To calculate it, one must compute the distances from all data points to a potential center and iteratively find the point where the total distance is minimized.
This concept is known as the geometric median, L1 center, or Weiszfeld-based median center. It calculates the \((x, y)\) coordinate that minimizes the total Euclidean distance to all other points, as shown below:
$$\min f(x_m, y_m) = \sum_{i=1}^{n} \sqrt{(x_i - x_m)^2 + (y_i - y_m)^2}, \quad \textit{Median Center} = (x_m, y_m)$$
This function minimizes the sum of absolute distances. Unlike the mean, it cannot be solved with a simple formula and requires an iterative optimization method. A widely used approach is the Weiszfeld algorithm, an iterative method for calculating the geometric median. It repeatedly computes the center that minimizes the total distance to all points in space.
Application Examples
- Facility location optimization: Find a location that minimizes the total distance for customers
- Disaster response analysis: Use the median center of emergency calls to select initial response points
- Public facility distribution analysis: Analyze the spatial median of the population
- Optimal logistics hub placement: Select locations that minimize delivery distances
- Rescue center placement: Determine the center of clustered rescue requests in disaster scenarios
- Set an initial center point \((x^{(0)}, y^{(0)})\).

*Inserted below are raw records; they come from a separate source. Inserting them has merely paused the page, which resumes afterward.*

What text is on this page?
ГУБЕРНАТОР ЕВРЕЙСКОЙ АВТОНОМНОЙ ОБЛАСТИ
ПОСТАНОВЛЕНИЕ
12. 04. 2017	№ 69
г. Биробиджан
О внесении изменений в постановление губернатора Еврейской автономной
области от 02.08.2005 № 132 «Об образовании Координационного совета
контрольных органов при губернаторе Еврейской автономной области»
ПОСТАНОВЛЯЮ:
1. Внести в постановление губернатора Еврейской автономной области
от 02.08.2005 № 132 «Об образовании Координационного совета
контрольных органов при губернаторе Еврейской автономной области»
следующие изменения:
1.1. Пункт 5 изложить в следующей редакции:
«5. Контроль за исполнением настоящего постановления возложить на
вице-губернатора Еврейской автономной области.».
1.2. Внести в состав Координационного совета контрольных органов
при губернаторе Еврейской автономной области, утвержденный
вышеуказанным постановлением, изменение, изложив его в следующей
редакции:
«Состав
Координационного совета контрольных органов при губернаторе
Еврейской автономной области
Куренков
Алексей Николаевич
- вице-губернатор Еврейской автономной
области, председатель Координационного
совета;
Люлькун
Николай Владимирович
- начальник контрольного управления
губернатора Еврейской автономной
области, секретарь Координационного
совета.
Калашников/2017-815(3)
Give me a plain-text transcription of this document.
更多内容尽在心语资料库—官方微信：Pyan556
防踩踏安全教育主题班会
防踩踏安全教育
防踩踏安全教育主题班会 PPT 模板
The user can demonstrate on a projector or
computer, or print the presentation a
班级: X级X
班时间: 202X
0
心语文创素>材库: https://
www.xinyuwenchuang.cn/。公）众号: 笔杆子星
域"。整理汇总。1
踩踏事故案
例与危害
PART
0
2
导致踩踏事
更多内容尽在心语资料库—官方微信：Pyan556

- Repeat the following update formulas:
$$x^{(k+1)}=\frac{\sum_{i=1}^{n}\dfrac{x_i}{d_i^{(k)}}}{\sum_{i=1}^{n}\dfrac{1}{d_i^{(k)}}}, \quad y^{(k+1)}=\frac{\sum_{i=1}^{n}\dfrac{y_i}{d_i^{(k)}}}{\sum_{i=1}^{n}\dfrac{1}{d_i^{(k)}}}$$where \(d_i^{(k)}=\sqrt{(x^{(k)}-x_i)^2+(y^{(k)}-y_i)^2}\), i.e., the distance from the center at iteration \(k\) to point \(i\).
- Stop when the change in the center is sufficiently small (convergence).